Indien vaut mieux que deux tu l'auras
La partie stratégie, elle, est indéniablement réussie, notamment parce que les missions offrent de multiples solutions. Malgré le faible nombre de pièges (une douzaine), la conception de la carte et des vagues de créatures permet d'élaborer des plans variés. Il est possible de finir un même niveau de différentes façons, ce qui est toujours appréciable. Et en cas de blocage, des indices vous indiqueront une des stratégies possibles. De plus, Sans-Froid récompense les joueurs économes : si vous n'utilisez pas tous vos points d'action, le reste de la journée sera mis à profit pour couper du bois, synonyme d'argent. Un petit tour à Val-aux-Loups permet ensuite de dépenser ce pécule. L'hôtel fournit diverses boissons alcoolisées, qui font office de potions. Les échoppes proposent de meilleures armes, tandis que le couvent offre ses services pour les bénir. Plus tard, un village indien vendra amulettes et balles en argent. Car les simples loups du début laissent rapidement place à des ennemis plus résistants (maikans, wendigos), nécessitant l'arsenal adéquat.

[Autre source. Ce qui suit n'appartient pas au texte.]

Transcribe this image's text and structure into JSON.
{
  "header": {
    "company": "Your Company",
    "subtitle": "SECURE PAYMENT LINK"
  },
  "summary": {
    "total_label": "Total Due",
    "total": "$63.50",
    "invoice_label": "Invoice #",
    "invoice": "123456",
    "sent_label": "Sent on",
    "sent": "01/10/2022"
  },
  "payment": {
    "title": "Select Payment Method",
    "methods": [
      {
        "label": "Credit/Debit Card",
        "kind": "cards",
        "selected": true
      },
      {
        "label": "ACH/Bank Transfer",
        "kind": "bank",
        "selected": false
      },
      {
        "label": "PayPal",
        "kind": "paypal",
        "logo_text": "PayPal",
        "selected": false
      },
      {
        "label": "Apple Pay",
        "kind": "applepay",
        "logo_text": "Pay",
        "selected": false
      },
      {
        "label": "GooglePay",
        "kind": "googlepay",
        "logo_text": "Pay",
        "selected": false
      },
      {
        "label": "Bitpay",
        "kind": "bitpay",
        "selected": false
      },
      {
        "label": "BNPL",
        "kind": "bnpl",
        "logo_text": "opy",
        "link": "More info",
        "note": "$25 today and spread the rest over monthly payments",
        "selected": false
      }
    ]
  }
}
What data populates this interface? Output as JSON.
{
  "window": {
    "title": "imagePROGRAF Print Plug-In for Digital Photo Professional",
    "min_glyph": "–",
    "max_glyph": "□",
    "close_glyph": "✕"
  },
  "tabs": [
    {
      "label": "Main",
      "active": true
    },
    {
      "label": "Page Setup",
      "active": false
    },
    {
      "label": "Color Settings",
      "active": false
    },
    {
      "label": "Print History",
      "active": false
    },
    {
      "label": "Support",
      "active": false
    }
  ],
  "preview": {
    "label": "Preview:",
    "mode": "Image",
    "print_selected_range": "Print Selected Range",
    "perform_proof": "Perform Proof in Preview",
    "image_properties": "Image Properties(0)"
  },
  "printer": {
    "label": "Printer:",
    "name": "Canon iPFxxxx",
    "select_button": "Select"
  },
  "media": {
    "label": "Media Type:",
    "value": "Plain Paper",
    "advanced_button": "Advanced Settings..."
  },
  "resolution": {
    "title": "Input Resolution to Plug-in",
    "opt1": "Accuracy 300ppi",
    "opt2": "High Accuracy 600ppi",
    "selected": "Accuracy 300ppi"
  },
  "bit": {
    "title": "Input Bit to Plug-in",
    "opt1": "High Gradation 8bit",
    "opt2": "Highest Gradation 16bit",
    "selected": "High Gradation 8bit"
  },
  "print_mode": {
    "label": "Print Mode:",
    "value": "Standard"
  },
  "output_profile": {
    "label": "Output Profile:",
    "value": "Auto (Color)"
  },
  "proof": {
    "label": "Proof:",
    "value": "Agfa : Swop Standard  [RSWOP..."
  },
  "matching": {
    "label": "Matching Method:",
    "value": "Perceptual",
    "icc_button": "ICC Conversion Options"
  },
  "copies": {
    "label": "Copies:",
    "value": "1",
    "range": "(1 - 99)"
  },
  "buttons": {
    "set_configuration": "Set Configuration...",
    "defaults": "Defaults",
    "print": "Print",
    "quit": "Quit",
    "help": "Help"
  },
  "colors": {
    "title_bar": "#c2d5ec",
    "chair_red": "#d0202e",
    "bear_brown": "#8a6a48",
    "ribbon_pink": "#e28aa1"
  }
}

Heureusement, vous aussi montez en puissance au fil de la progression. Le jeu intègre en effet un système d'expérience, avec des points à dépenser dans diverses aptitudes. Selon votre manière de jouer, vous pourrez choisir d'améliorer vos pièges, de parfaire votre maîtrise de la hache, ou encore d'augmenter vos compétences de tireur. Ce petit aspect RPG est bienvenu, et prouve – s'il en était encore besoin – que Sang-Froid est bourré de bonnes idées. Cependant, toutes n'ont pas pu être intégrées dans cet épisode, qui constitue en fait le Tome I et nous laisse sur notre faim... Pour connaître la suite de l'histoire, il faudra donc attendre le Tome II ! Une suite qui devrait également inclure de nouveaux pièges, et sans doute un mode coopératif. Passée la frustration engendrée par ce sentiment d'incomplétude, il faut bien admettre que ce premier volet est déjà très satisfaisant. Son concept est solide, son ambiance réussie... Bref, on lui pardonne sans mal ses quelques défauts, et on souhaite un bel avenir à ses créateurs !
Points forts
- Une ambiance réussie
- Musiques et doublages de qualité
- Des stratégies multiples
- L'aspect RPG
- Un juste prix
Points faibles
- Un premier chargement interminable
- Des graphismes pas folichons
- Partie action en retrait
- Et la suite ?
Sang-Froid est un beau conte de loups-garous, qui nous transporte avec brio dans l'ambiance glacée du Québec, notamment grâce à sa partie audio. Et le soft n'oublie pas d'être ludique : avec sa carte ouverte et son personnage évolutif, il offre de multiples stratégies. Alors bien sûr, tout n'est pas parfait ; mais pour un premier projet, le résultat est convaincant ! Le jeu ne coûte que 14 euros, et il les vaut.